Um levantamento que está sendo concluído pelo Conselho Nacional de Justiça mostra o perfil dos jovens brasileiros que passam por medidas de ressocialização no Brasil: a maioria é de classe média baixa, vinda de famílias desestruturadas, com pouca escolaridade e envolvida com drogas. As informações são da Agência Brasil.
O mapeamento mostra que boa parte das unidades socioeducativas do país não atende às necessidades do Estatuto da Criança e do Adolescente, em vigor há quase  21 anos. "Muitas instituições eram delegacias e cadeias públicas que, de uma hora para outra, se transformaram em unidades de ressocialização de adolescentes infratores", afirma o juiz Reinaldo Cintra, que visitou as unidades de internação. Ainda falta visitar as do estado de São Paulo, previstas para agosto deste ano.
Segundo Cintra, elas não têm instalações adequadas para atividades de ensino, recreação e profissionalização. De acordo com o juiz, "um dos motivos do sucateamento e da precariedade é a falta de  investimentos por longos anos por parte dos estados e do governo federal. Por isso, a maioria dessas  unidades continua sucateada, mas nos últimos dois anos, o cenário já apresenta melhora".
O levantamento do CNJ mostra ainda que novas unidades estão sendo construídas, outras demolidas ou desocupadas para adequações. A precariedade e ineficiência das casas são maiores nos estados das regiões Norte e Nordeste.
Segundo Cintra, "investimentos para melhorar as condições de higiene, a qualidade no atendimento, o aumento do número de funcionários e o fortalecimento do ensino dentro das unidades” são medidas que devem ser adotadas a curto prazo. Em um prazo maior,  ele defende mais investimentos dos municípios nas medidas de caráter preventivo.
"O Espírito Santo tem alcançado bons resultados depois que o governo do estado equilibrou as contas públicas e passou a investir nos últimos dois anos não menos que R$ 60 milhões no reordenamento das casas de internação de menores infratores  e na redistribuição dos internos", explicou a diretora do Instituto de Atendimento Socioeducativo do estado, Silvana Gallina.

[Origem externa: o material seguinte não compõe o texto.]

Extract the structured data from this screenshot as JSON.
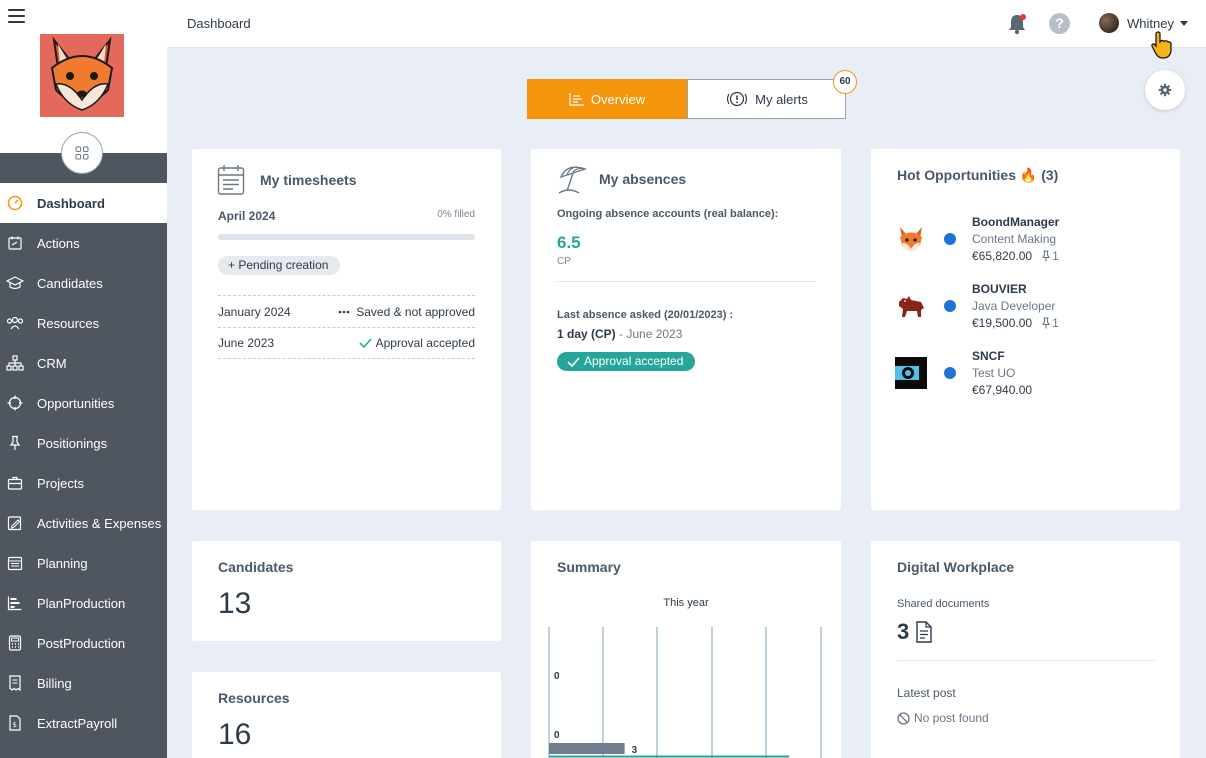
{
  "sidebar": {
    "items": [
      {
        "label": "Dashboard",
        "icon": "dashboard-icon",
        "active": true
      },
      {
        "label": "Actions",
        "icon": "actions-icon"
      },
      {
        "label": "Candidates",
        "icon": "graduation-cap-icon"
      },
      {
        "label": "Resources",
        "icon": "people-icon"
      },
      {
        "label": "CRM",
        "icon": "sitemap-icon"
      },
      {
        "label": "Opportunities",
        "icon": "crosshair-icon"
      },
      {
        "label": "Positionings",
        "icon": "pin-icon"
      },
      {
        "label": "Projects",
        "icon": "briefcase-icon"
      },
      {
        "label": "Activities & Expenses",
        "icon": "edit-icon"
      },
      {
        "label": "Planning",
        "icon": "calendar-icon"
      },
      {
        "label": "PlanProduction",
        "icon": "chart-bars-icon"
      },
      {
        "label": "PostProduction",
        "icon": "calculator-icon"
      },
      {
        "label": "Billing",
        "icon": "invoice-icon"
      },
      {
        "label": "ExtractPayroll",
        "icon": "payroll-icon"
      }
    ]
  },
  "header": {
    "title": "Dashboard",
    "user_name": "Whitney"
  },
  "tabs": {
    "overview": "Overview",
    "alerts": "My alerts",
    "alerts_count": "60",
    "accent": "#f5950b"
  },
  "timesheets": {
    "title": "My timesheets",
    "month": "April 2024",
    "filled_label": "0% filled",
    "filled_fraction": 0,
    "pending_label": "Pending creation",
    "rows": [
      {
        "month": "January 2024",
        "status": "Saved & not approved"
      },
      {
        "month": "June 2023",
        "status": "Approval accepted"
      }
    ]
  },
  "absences": {
    "title": "My absences",
    "ongoing_label": "Ongoing absence accounts (real balance):",
    "balance": "6.5",
    "unit": "CP",
    "last_label": "Last absence asked (20/01/2023) :",
    "last_days": "1 day (CP)",
    "last_month": " - June 2023",
    "status": "Approval accepted",
    "status_color": "#26a69a"
  },
  "hot_opportunities": {
    "title": "Hot Opportunities 🔥 (3)",
    "items": [
      {
        "company": "BoondManager",
        "title": "Content Making",
        "amount": "€65,820.00",
        "positionings": "1"
      },
      {
        "company": "BOUVIER",
        "title": "Java Developer",
        "amount": "€19,500.00",
        "positionings": "1"
      },
      {
        "company": "SNCF",
        "title": "Test UO",
        "amount": "€67,940.00",
        "positionings": ""
      }
    ]
  },
  "candidates": {
    "title": "Candidates",
    "value": "13"
  },
  "resources": {
    "title": "Resources",
    "value": "16"
  },
  "summary": {
    "title": "Summary",
    "subtitle": "This year"
  },
  "chart_data": {
    "type": "bar",
    "title": "This year",
    "orientation": "horizontal",
    "data_labels": [
      "0",
      "0",
      "3"
    ],
    "values": [
      0,
      0,
      3
    ],
    "grid": true
  },
  "digital_workplace": {
    "title": "Digital Workplace",
    "shared_label": "Shared documents",
    "shared_value": "3",
    "latest_label": "Latest post",
    "no_post": "No post found"
  }
}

Em 2003 o estado só tinha uma unidade e hoje tem 12. Eram quatro municípios com programas estruturados de liberdade assistida e de prestação de serviços à comunidade, e hoje são 22.
Superlotação e drogas
Em Pernambuco, o CNJ recomendou o fechamento de duas unidades de internação de adolescentes em conflito com a lei: o Centro de Atendimento Socioeducativo (Case) do município de Cabo de Santo Agostinho e o Case que funcionava no município de Abreu e Lima.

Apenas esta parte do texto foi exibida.